Last year, Asier Marzo, then a doctoral student at the Public University of Navarre, developed the first single-sided acoustic tractor beam that could trap and pull in an object — things like small beads or even insects — by way of sound waves emitting a single direction. Now at the University of Bristol, Marzo has found a way to make this technology more accessible to the average person, according to a press release from the American Institute of Physics.
Marzo has created something of a how-to guide to making tractor beams, with a soon-to-be-published open access paper in Applied Physics Letters as well as a video posted to YouTube that explains his process.
“The most important thing is that it can attract the particle towards the source,” Marzo said in the release. “It’s very easy to push particles from the source, but what’s hard is to pull them toward the source; to attract the particles. When you move the tractor beam, the particle moves, but otherwise the trap is static. It can levitate small plastics — it can also levitate a fly and small biological samples. It’s quite handy.”
In the past, expensive equipment was required to create these tractor beams.
“Previously we developed a tractor beam, but it was very complicated and pricey because it required a phase array, which is a complex electronic system,” Marzo added. “In this paper, we made a simple, static tractor beam that only requires a static piece of matter.”
Basically, the sound waves are shaped by the internal design of the 3D-printed machine, modulated by what Marzo called “metamaterial,” or a “piece of matter with lots of tubes of different lengths.”
As the sound waves travel through all these tubes, they are essentially molded into the correct “phases” that waves need to be in to generate the tractor beam.
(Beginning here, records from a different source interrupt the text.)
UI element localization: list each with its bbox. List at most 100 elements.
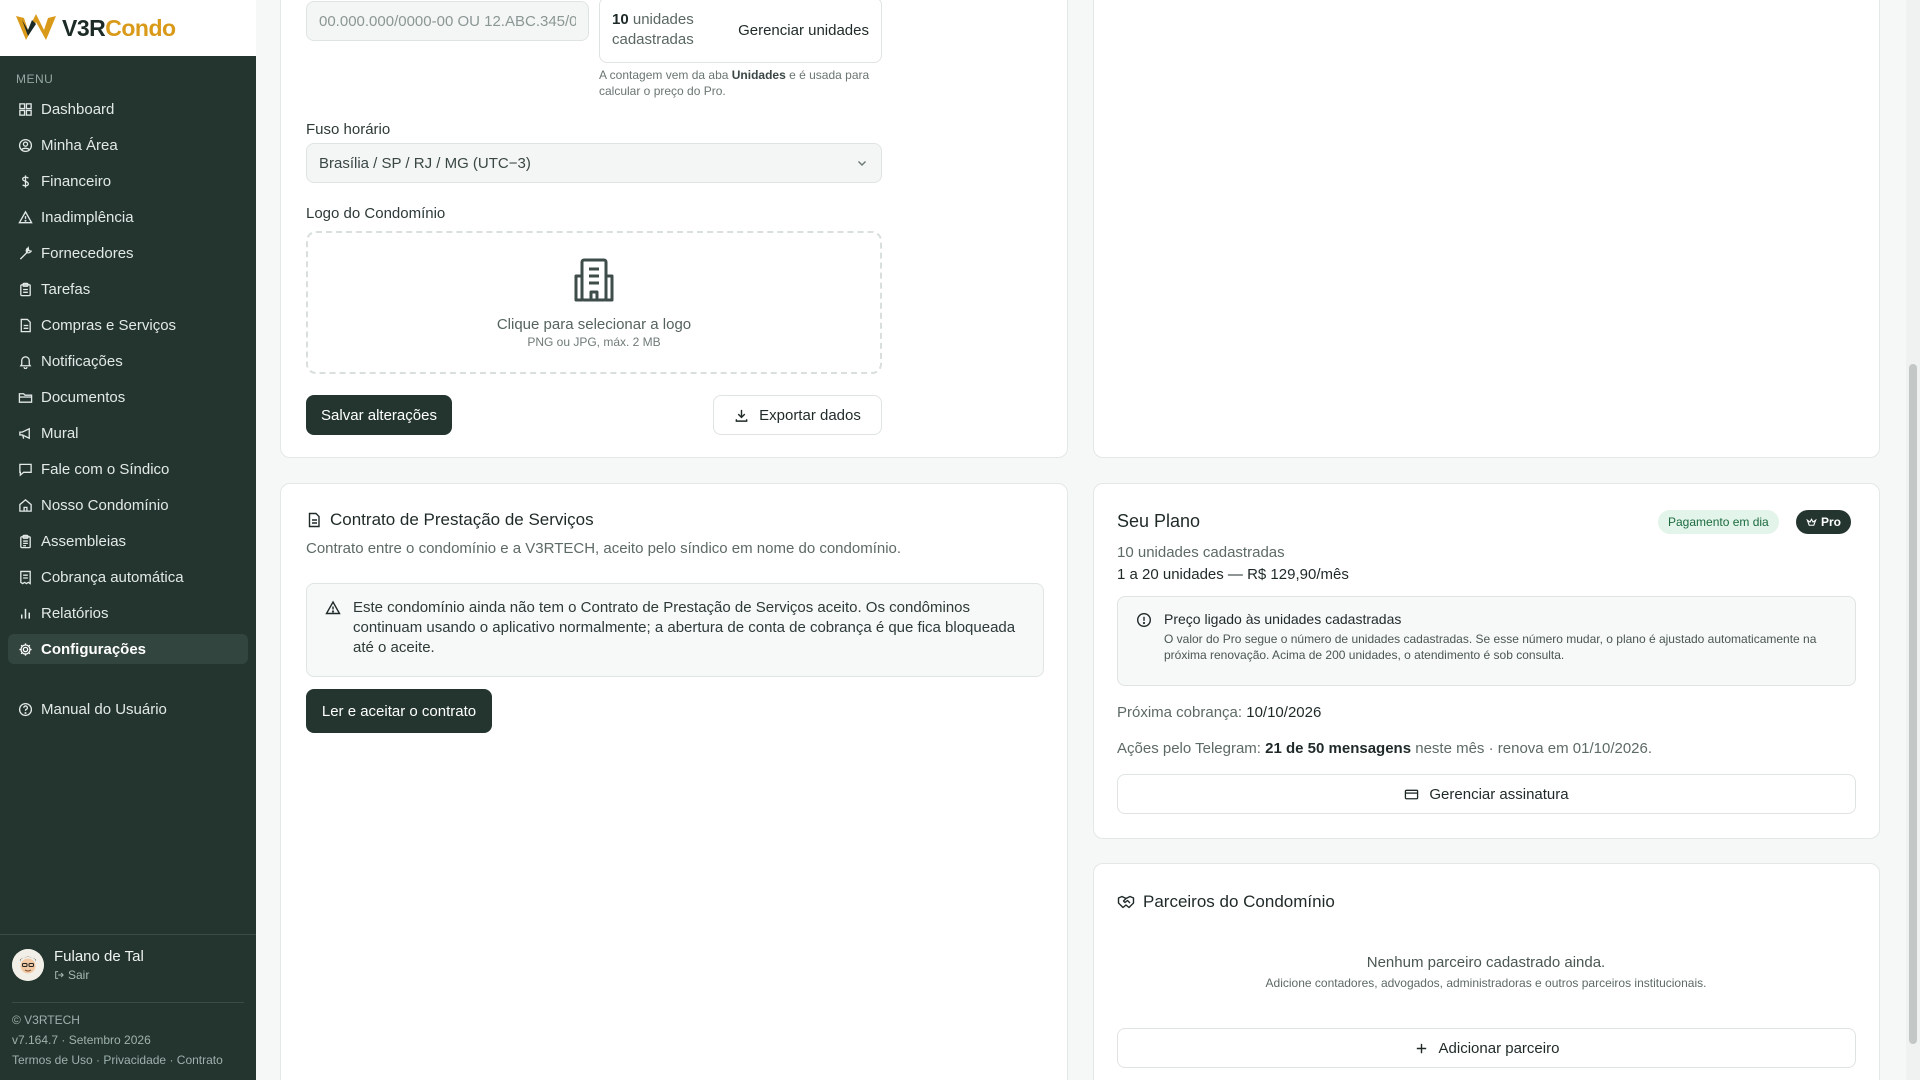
sidebar-item-compras[interactable]: Compras e Serviços [8, 310, 248, 340]
sidebar-item-label: Financeiro [41, 172, 112, 190]
user-circle-icon [18, 138, 33, 152]
sidebar-item-cobranca[interactable]: Cobrança automática [8, 562, 248, 592]
clipboard-list-icon [20, 534, 31, 548]
sidebar-item-label: Nosso Condomínio [41, 496, 169, 514]
telegram-renew: neste mês · renova em 01/10/2026. [1411, 740, 1653, 757]
partners-title: Parceiros do Condomínio [1117, 892, 1335, 912]
sidebar-item-label: Dashboard [41, 100, 115, 118]
units-note-link: Unidades [731, 68, 786, 82]
plan-tier: 1 a 20 unidades — R$ 129,90/mês [1117, 566, 1349, 583]
units-number: 10 [612, 11, 629, 28]
sidebar-item-notificacoes[interactable]: Notificações [8, 346, 248, 376]
contract-title: Contrato de Prestação de Serviços [306, 510, 594, 530]
scrollbar-thumb[interactable] [1909, 364, 1917, 1044]
logo-label: Logo do Condomínio [306, 205, 446, 222]
contract-title-text: Contrato de Prestação de Serviços [330, 510, 594, 529]
sidebar-item-label: Compras e Serviços [41, 316, 177, 334]
sidebar-item-label: Configurações [41, 640, 147, 658]
alert-triangle-icon [325, 600, 341, 615]
save-button[interactable]: Salvar alterações [306, 395, 452, 435]
message-icon [19, 463, 32, 477]
bar-chart-icon [21, 608, 30, 619]
brand-v3r: V3R [62, 14, 106, 41]
menu-label: MENU [16, 72, 54, 86]
add-partner-label: Adicionar parceiro [1438, 1039, 1560, 1057]
credit-card-icon [1405, 789, 1419, 799]
avatar[interactable] [12, 949, 44, 981]
sidebar-item-documentos[interactable]: Documentos [8, 382, 248, 412]
pro-badge-label: Pro [1821, 515, 1842, 529]
manage-units-button[interactable]: Gerenciar unidades [738, 22, 869, 39]
units-note: A contagem vem da aba Unidades e é usada… [599, 67, 889, 99]
sidebar-item-configuracoes[interactable]: Configurações [8, 634, 248, 664]
sidebar-item-label: Relatórios [41, 604, 109, 622]
contract-alert: Este condomínio ainda não tem o Contrato… [306, 583, 1044, 677]
manage-subscription-button[interactable]: Gerenciar assinatura [1117, 774, 1856, 814]
plan-info-box: Preço ligado às unidades cadastradas O v… [1117, 596, 1856, 686]
footer-sep: · [169, 1053, 174, 1067]
page-scrollbar[interactable] [1906, 0, 1920, 1080]
sidebar-item-minha-area[interactable]: Minha Área [8, 130, 248, 160]
footer-privacy-link[interactable]: Privacidade [103, 1053, 166, 1067]
timezone-label: Fuso horário [306, 121, 391, 138]
sidebar-item-relatorios[interactable]: Relatórios [8, 598, 248, 628]
partners-empty-hint: Adicione contadores, advogados, administ… [1265, 976, 1707, 990]
add-partner-button[interactable]: Adicionar parceiro [1117, 1028, 1856, 1068]
bell-icon [19, 355, 32, 369]
telegram-label: Ações pelo Telegram: [1117, 740, 1266, 757]
sidebar-item-nosso-condominio[interactable]: Nosso Condomínio [8, 490, 248, 520]
sidebar-item-financeiro[interactable]: Financeiro [8, 166, 248, 196]
crown-icon [1806, 517, 1817, 526]
sidebar: V3RCondo MENU Dashboard Minha Área Finan… [0, 0, 256, 1080]
sidebar-item-inadimplencia[interactable]: Inadimplência [8, 202, 248, 232]
folder-icon [18, 392, 33, 403]
manage-subscription-label: Gerenciar assinatura [1429, 785, 1569, 803]
blank-card [1093, 0, 1880, 458]
sidebar-item-fornecedores[interactable]: Fornecedores [8, 238, 248, 268]
footer-contract-link[interactable]: Contrato [177, 1053, 223, 1067]
footer-terms-link[interactable]: Termos de Uso [12, 1053, 93, 1067]
next-billing: Próxima cobrança: 10/10/2026 [1117, 704, 1321, 721]
sidebar-item-manual[interactable]: Manual do Usuário [8, 694, 248, 724]
partners-empty: Nenhum parceiro cadastrado ainda. [1366, 954, 1606, 971]
sidebar-item-dashboard[interactable]: Dashboard [8, 94, 248, 124]
info-icon [1136, 612, 1152, 628]
logo-dropzone[interactable]: Clique para selecionar a logo PNG ou JPG… [306, 231, 882, 374]
sidebar-item-tarefas[interactable]: Tarefas [8, 274, 248, 304]
crown-logo-icon [16, 14, 56, 40]
sidebar-item-fale-sindico[interactable]: Fale com o Síndico [8, 454, 248, 484]
sidebar-item-mural[interactable]: Mural [8, 418, 248, 448]
export-button[interactable]: Exportar dados [713, 395, 882, 435]
logout-link[interactable]: Sair [54, 968, 144, 982]
telegram-count: 21 de 50 mensagens [1265, 740, 1412, 757]
sidebar-item-label: Documentos [41, 388, 126, 406]
units-box: 10 unidades cadastradas Gerenciar unidad… [599, 0, 882, 63]
sidebar-item-assembleias[interactable]: Assembleias [8, 526, 248, 556]
file-icon [20, 318, 31, 332]
sidebar-item-label: Tarefas [41, 280, 91, 298]
logout-icon [55, 971, 64, 979]
avatar-face-icon [12, 949, 44, 981]
alert-triangle-icon [18, 210, 33, 223]
sidebar-item-label: Mural [41, 424, 79, 442]
settings-card: 00.000.000/0000-00 OU 12.ABC.345/01DE-35… [280, 0, 1068, 458]
user-name: Fulano de Tal [54, 948, 144, 965]
units-note-pre: A contagem vem da aba [599, 68, 732, 82]
accept-contract-button[interactable]: Ler e aceitar o contrato [306, 689, 492, 733]
footer-version: v7.164.7 · Setembro 2026 [12, 1033, 151, 1047]
document-icon [308, 512, 320, 528]
brand-logo[interactable]: V3RCondo [0, 0, 256, 56]
units-count: 10 unidades cadastradas [612, 10, 722, 50]
sidebar-footer: © V3RTECH v7.164.7 · Setembro 2026 Termo… [12, 1010, 223, 1070]
sidebar-item-label: Manual do Usuário [41, 700, 167, 718]
timezone-select[interactable]: Brasília / SP / RJ / MG (UTC−3) [306, 143, 882, 183]
handshake-icon [1117, 895, 1135, 909]
contract-alert-text: Este condomínio ainda não tem o Contrato… [353, 599, 1016, 656]
grid-icon [19, 102, 32, 116]
sidebar-item-label: Inadimplência [41, 208, 134, 226]
next-billing-date: 10/10/2026 [1246, 704, 1322, 721]
cnpj-placeholder: 00.000.000/0000-00 OU 12.ABC.345/01DE-35 [319, 12, 576, 30]
user-block: Fulano de Tal Sair [12, 948, 144, 982]
footer-copyright: © V3RTECH [12, 1013, 80, 1027]
cnpj-input[interactable]: 00.000.000/0000-00 OU 12.ABC.345/01DE-35 [306, 1, 589, 41]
Marzo acknowledged that, initially, it wasn’t easy to find a way to create such a complex structure from an at-home 3D printer.
“We needed to engineer the tubes very well to allow them to be 3D-printed with a normal 3D printer,” he said. “A normal 3D printer has a lot of limitations.”
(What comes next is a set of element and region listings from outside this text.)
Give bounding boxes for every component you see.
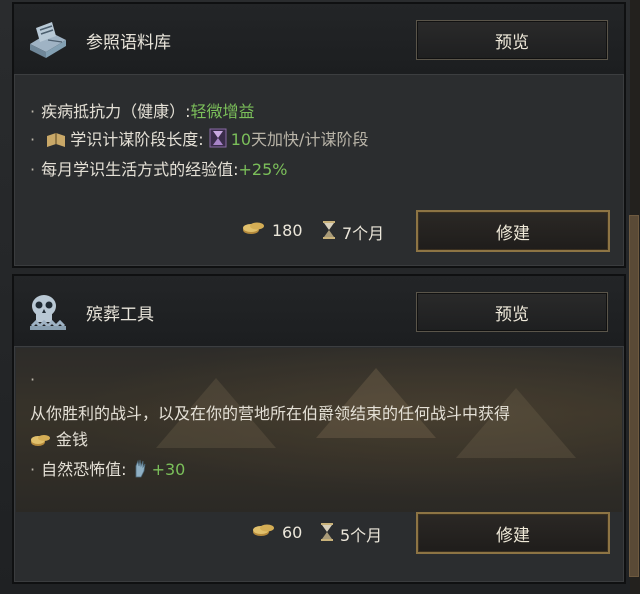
time-cost: 5个月 xyxy=(320,522,382,546)
bullet: · xyxy=(30,130,36,149)
gold-cost-value: 60 xyxy=(282,522,303,542)
effect-value: +30 xyxy=(151,460,186,479)
building-card-reference-library: 参照语料库 预览 · 疾病抵抗力（健康）:轻微增益 · 学识计谋阶段长度: 10天… xyxy=(12,2,626,268)
bullet: · xyxy=(30,160,36,179)
description-text: 从你胜利的战斗，以及在你的营地所在伯爵领结束的任何战斗中获得 xyxy=(30,404,511,423)
gold-coins-icon xyxy=(30,432,52,452)
effect-label: 疾病抵抗力（健康）: xyxy=(41,102,191,121)
skull-saw-icon xyxy=(26,290,70,334)
bullet: · xyxy=(30,102,36,121)
buildings-panel: 参照语料库 预览 · 疾病抵抗力（健康）:轻微增益 · 学识计谋阶段长度: 10天… xyxy=(0,0,640,594)
effect-line-dread: · 自然恐怖值: +30 xyxy=(30,456,185,482)
effect-line-scheme: · 学识计谋阶段长度: 10天加快/计谋阶段 xyxy=(30,126,368,152)
camp-background-image xyxy=(16,348,622,512)
gold-cost: 180 xyxy=(242,220,303,240)
time-cost-value: 5个月 xyxy=(340,526,383,545)
card-header: 殡葬工具 预览 xyxy=(14,276,624,347)
gold-reward: 金钱 xyxy=(30,426,88,452)
effect-value: +25% xyxy=(238,160,288,179)
effect-line-disease: · 疾病抵抗力（健康）:轻微增益 xyxy=(30,98,255,122)
hourglass-icon xyxy=(209,128,227,152)
effect-label: 学识计谋阶段长度: xyxy=(70,130,204,149)
gold-cost: 60 xyxy=(252,522,302,542)
scrollbar[interactable] xyxy=(629,0,640,594)
card-title: 殡葬工具 xyxy=(86,305,154,325)
gold-cost-value: 180 xyxy=(272,220,303,240)
time-cost-value: 7个月 xyxy=(342,224,385,243)
hourglass-time-icon xyxy=(320,522,334,546)
preview-button[interactable]: 预览 xyxy=(416,292,608,332)
effect-suffix: 天加快/计谋阶段 xyxy=(251,130,369,149)
preview-button[interactable]: 预览 xyxy=(416,20,608,60)
hourglass-time-icon xyxy=(322,220,336,244)
effect-line-lifestyle-xp: · 每月学识生活方式的经验值:+25% xyxy=(30,156,287,180)
scrollbar-thumb[interactable] xyxy=(629,215,639,577)
card-header: 参照语料库 预览 xyxy=(14,4,624,75)
dread-hand-icon xyxy=(132,458,148,482)
effect-value: 10 xyxy=(230,130,252,149)
effect-label: 每月学识生活方式的经验值: xyxy=(41,160,239,179)
build-button[interactable]: 修建 xyxy=(416,512,610,554)
gold-coins-icon xyxy=(242,220,266,240)
building-card-funeral-tools: 殡葬工具 预览 · 从你胜利的战斗，以及在你的营地所在伯爵领结束的任何战斗中获得… xyxy=(12,274,626,584)
bullet-dot: · xyxy=(30,370,36,389)
card-title: 参照语料库 xyxy=(86,33,171,53)
book-icon xyxy=(26,18,70,62)
gold-coins-icon xyxy=(252,522,276,542)
time-cost: 7个月 xyxy=(322,220,384,244)
effect-value: 轻微增益 xyxy=(190,102,255,121)
gold-label: 金钱 xyxy=(56,430,89,449)
effect-label: 自然恐怖值: xyxy=(41,460,127,479)
learning-book-icon xyxy=(46,132,66,152)
bullet: · xyxy=(30,460,36,479)
build-button[interactable]: 修建 xyxy=(416,210,610,252)
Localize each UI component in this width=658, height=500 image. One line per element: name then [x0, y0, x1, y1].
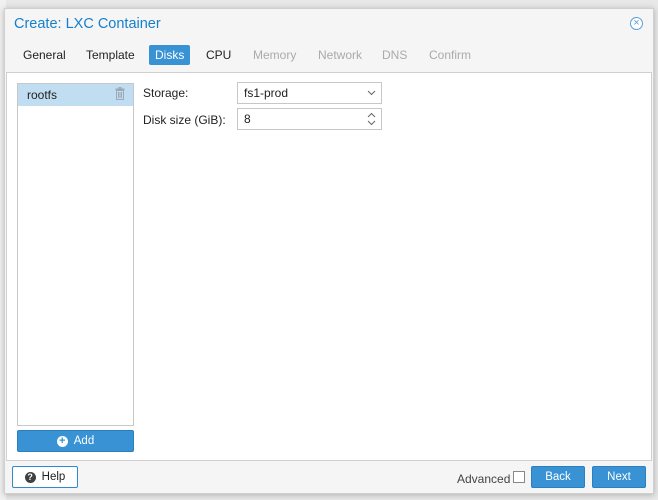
tab-memory: Memory: [253, 48, 297, 62]
advanced-label: Advanced: [457, 472, 511, 486]
tab-disks[interactable]: Disks: [149, 45, 191, 65]
dialog-title: Create: LXC Container: [14, 16, 161, 32]
disk-list: rootfs: [17, 83, 134, 426]
storage-value: fs1-prod: [244, 86, 289, 100]
trash-icon[interactable]: [115, 87, 125, 100]
next-button-label: Next: [607, 471, 631, 483]
spinner-arrows-icon[interactable]: [367, 111, 376, 127]
storage-select[interactable]: fs1-prod: [237, 82, 382, 104]
help-button-label: Help: [41, 471, 66, 483]
advanced-checkbox[interactable]: [513, 471, 525, 483]
wizard-tabs: General Template Disks CPU Memory Networ…: [5, 45, 653, 69]
tab-network: Network: [318, 48, 363, 62]
tab-cpu[interactable]: CPU: [200, 45, 237, 65]
back-button-label: Back: [545, 471, 571, 483]
next-button[interactable]: Next: [592, 466, 646, 488]
disk-item-rootfs[interactable]: rootfs: [18, 84, 133, 106]
disks-panel: rootfs + Add Storage: fs1-prod Disk size…: [6, 72, 652, 461]
chevron-down-icon[interactable]: [367, 88, 376, 97]
tab-confirm: Confirm: [429, 48, 472, 62]
close-icon[interactable]: ×: [630, 17, 643, 30]
disk-size-label: Disk size (GiB):: [143, 113, 226, 127]
disk-item-label: rootfs: [27, 88, 58, 102]
dialog-footer: ? Help Advanced Back Next: [5, 461, 653, 493]
tab-template[interactable]: Template: [80, 45, 141, 65]
tab-dns: DNS: [382, 48, 408, 62]
plus-circle-icon: +: [56, 435, 68, 447]
storage-label: Storage:: [143, 86, 189, 100]
question-circle-icon: ?: [24, 471, 36, 483]
tab-general[interactable]: General: [17, 45, 72, 65]
disk-size-value: 8: [244, 112, 251, 126]
add-button-label: Add: [73, 435, 95, 447]
help-button[interactable]: ? Help: [12, 466, 78, 488]
disk-size-input[interactable]: 8: [237, 108, 382, 130]
create-lxc-dialog: Create: LXC Container × General Template…: [4, 8, 654, 494]
back-button[interactable]: Back: [531, 466, 585, 488]
dialog-titlebar: Create: LXC Container ×: [5, 9, 653, 41]
add-disk-button[interactable]: + Add: [17, 430, 134, 452]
For home-based hobbyists who want to create their own space-age tractor beam, they can buy the necessary components easily from Amazon for less than about $70, Marzo said.
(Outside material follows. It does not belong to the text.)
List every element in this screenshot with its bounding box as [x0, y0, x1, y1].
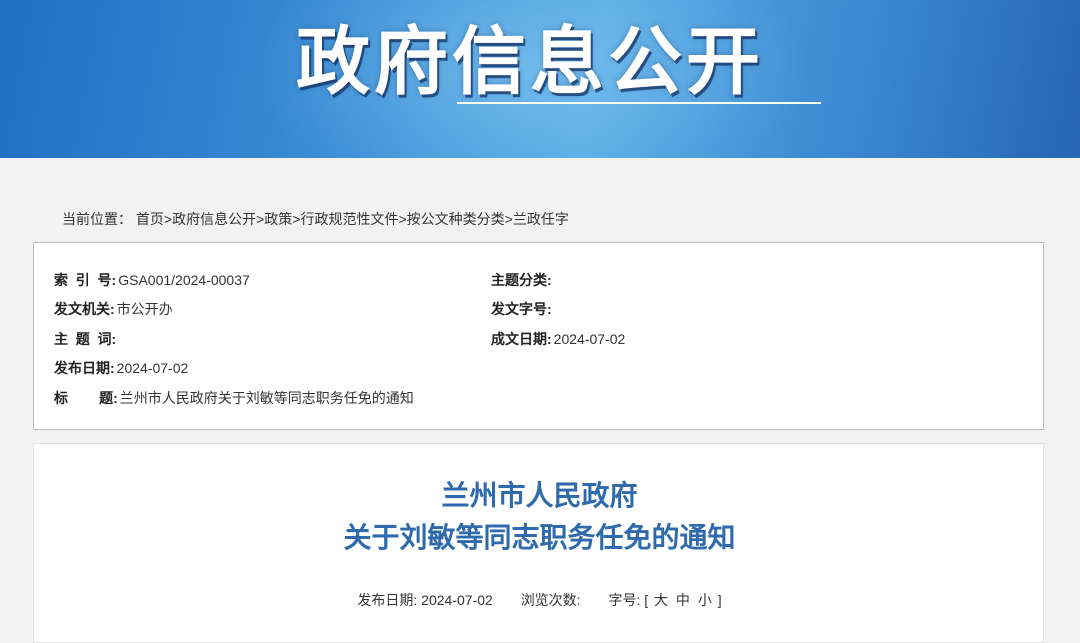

Of course, this technology’s potential is more scientifically significant than just a fun hobby. For example, tractor beams could be used by biologists who are looking to see how certain biological samples act in low-gravity situations. Marzo’s technology is essentially a jumping off point for other researchers to use in their own work.
“Recently there have been several papers about what happens if we levitate an embryo, how does it develop? Or what happens if we levitate bacteria?” he said. “For instance, they discovered salmonella is three times more [virulent] when it’s levitated. Certain microorganisms react differently to microgravity.”
Right now, there are three designs for the device that can work with different object sizes and sound wavelengths. Marzo did stress that even researchers with a full lab at their disposal have difficulty trapping heavier objects and liquids by the tractor beams. He said that trapping objects that are larger than half the wavelength of sound remains a big challenge, and be extremely difficult for the tractor beam rookie at home. Due to these limitations, the most feasible size of an object that could be caught in a tractor beam’s path at home would be just a few millimeters.